According to Risked Based Security, a staggering 36 billion records were exposed in 2020, with 2,935 publicly reported breaches in the first three quarters. IT industry insiders are aware that it’s increasingly important to understand and control how companies share, store, and receive information. Industries like healthcare or law firms have to follow strict guidelines and frameworks to ensure they are compliant.
Even if your organization is not bound by any regulatory standards like HIPAA, ISO 27001, and PCI DSS it is still critical to know what security compliance is and why it is important.
1. Security Compliance Helps You Avoid Fines and Penalties
Industries like, healthcare, have their own regulatory standards to abide by and maintaining a powerful security compliance system is crucial to abiding by these rules.

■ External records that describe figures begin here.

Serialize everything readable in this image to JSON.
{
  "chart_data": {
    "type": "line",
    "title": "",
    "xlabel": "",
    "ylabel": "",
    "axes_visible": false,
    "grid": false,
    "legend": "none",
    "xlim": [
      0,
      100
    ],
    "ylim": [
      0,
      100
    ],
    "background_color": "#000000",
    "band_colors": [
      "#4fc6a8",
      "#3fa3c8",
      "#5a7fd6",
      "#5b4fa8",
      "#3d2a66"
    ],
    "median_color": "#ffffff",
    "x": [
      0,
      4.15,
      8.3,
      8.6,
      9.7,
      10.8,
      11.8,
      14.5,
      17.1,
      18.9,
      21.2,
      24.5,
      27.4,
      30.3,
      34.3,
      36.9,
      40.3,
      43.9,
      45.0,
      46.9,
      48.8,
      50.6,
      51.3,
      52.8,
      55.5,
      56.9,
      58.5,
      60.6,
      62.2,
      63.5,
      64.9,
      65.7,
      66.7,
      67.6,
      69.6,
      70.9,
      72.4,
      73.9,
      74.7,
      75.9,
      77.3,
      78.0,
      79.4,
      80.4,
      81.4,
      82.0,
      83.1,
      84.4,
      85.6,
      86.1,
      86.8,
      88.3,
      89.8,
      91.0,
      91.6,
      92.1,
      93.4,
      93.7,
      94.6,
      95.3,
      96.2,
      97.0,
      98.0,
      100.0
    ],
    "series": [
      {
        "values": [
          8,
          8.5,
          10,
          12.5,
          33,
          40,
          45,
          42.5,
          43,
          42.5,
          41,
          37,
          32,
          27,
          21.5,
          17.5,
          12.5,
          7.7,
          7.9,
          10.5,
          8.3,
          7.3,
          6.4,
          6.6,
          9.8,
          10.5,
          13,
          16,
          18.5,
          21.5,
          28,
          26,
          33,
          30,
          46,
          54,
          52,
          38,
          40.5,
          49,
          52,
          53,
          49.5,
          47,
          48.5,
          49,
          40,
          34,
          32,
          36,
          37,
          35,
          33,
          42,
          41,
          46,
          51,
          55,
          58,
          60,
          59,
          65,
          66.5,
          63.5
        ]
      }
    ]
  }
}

When a company violates these standards, whether it was intentional or not, they are subjected to heavy fines and penalties.
For example, the health care industry within the United States is subject to HIPAA, or the Health Insurance Portability and Accountability Act. This act is intended to regulate how the healthcare industry handles and maintains personal and medical patient records.
Depending on the tier of violation, the consequences range from fines up to $50,000 per violation to possible jail time. In August 2020, Lifespan Health System Affiliated Covered Entity, also known as Lifespan ACE, paid $1,040,000 to Office of Civil Rights due to a HIPAA violation as a result of the theft of an unencrypted laptop
2. Security Compliance Helps You Maintain your Customer's Trust
People like to do business with companies they trust! Because data breaches can harm your organization's reputation and undermine trust between you and your customers, it is critical to ensure you have a security compliance program in place.
Beyond the financial turmoil and penalties associated with data breaches, companies might find themselves in a position where they will need to notify customers about the breach whether they want to or not. By ensuring you have security compliance program in place, you maintain trust with your clients in a few ways:
1) You show your customers that you care about them and the security of their data.
2) You maintain your reputation. It can take years to build up a good reputation but one slip-up can completely ruin it.
3) You can share your clear program and maintain openness which improves the customer’s view of your company
Studies have shown that in the United States, 83% of people will stop spending at a business for several months after a data breach and 21% will never return to that business. Don’t let this happen to you!
3. Security Compliance Demonstrates Better Data Management
Understanding what sensitive data you have and how best to record and maintain it, is the first step in developing a strong compliance system. These procedures must be done in a way that preserves privacy but also increases efficiency for your team.
A compliance management software will manage policies and map compliance and security frameworks around corporate policies. By having a compliance system, you are ensuring that reactions to these decisions are consistent and handled in an appropriate manner. Increasing this pattern of consistency will help to reduce errors, regardless if they are intentional or unintentional.
By maintaining a tidy and organized record of data you have evidence to display your compliance and can allow you to make better, more informed decisions. This can be done by redesigning your data management process as well as auditing or upgrading to systems that simplify or automate the process for you.
4. Security Compliance Can Improve your Bottom Line
Aside from maintaining a good reputation and keeping your customer’s trust, security compliance can also improve your bottom line. In fact, organizations with above-average privacy and security policies saw 25% more profits than their competitors with less IT governance. In addition, the cost of compliance averages out to be much less than the costs associated with non-compliance. It is estimated that the non-compliance costs are 2.65 times more than compliance due to penalties, decreased production, and legal fees.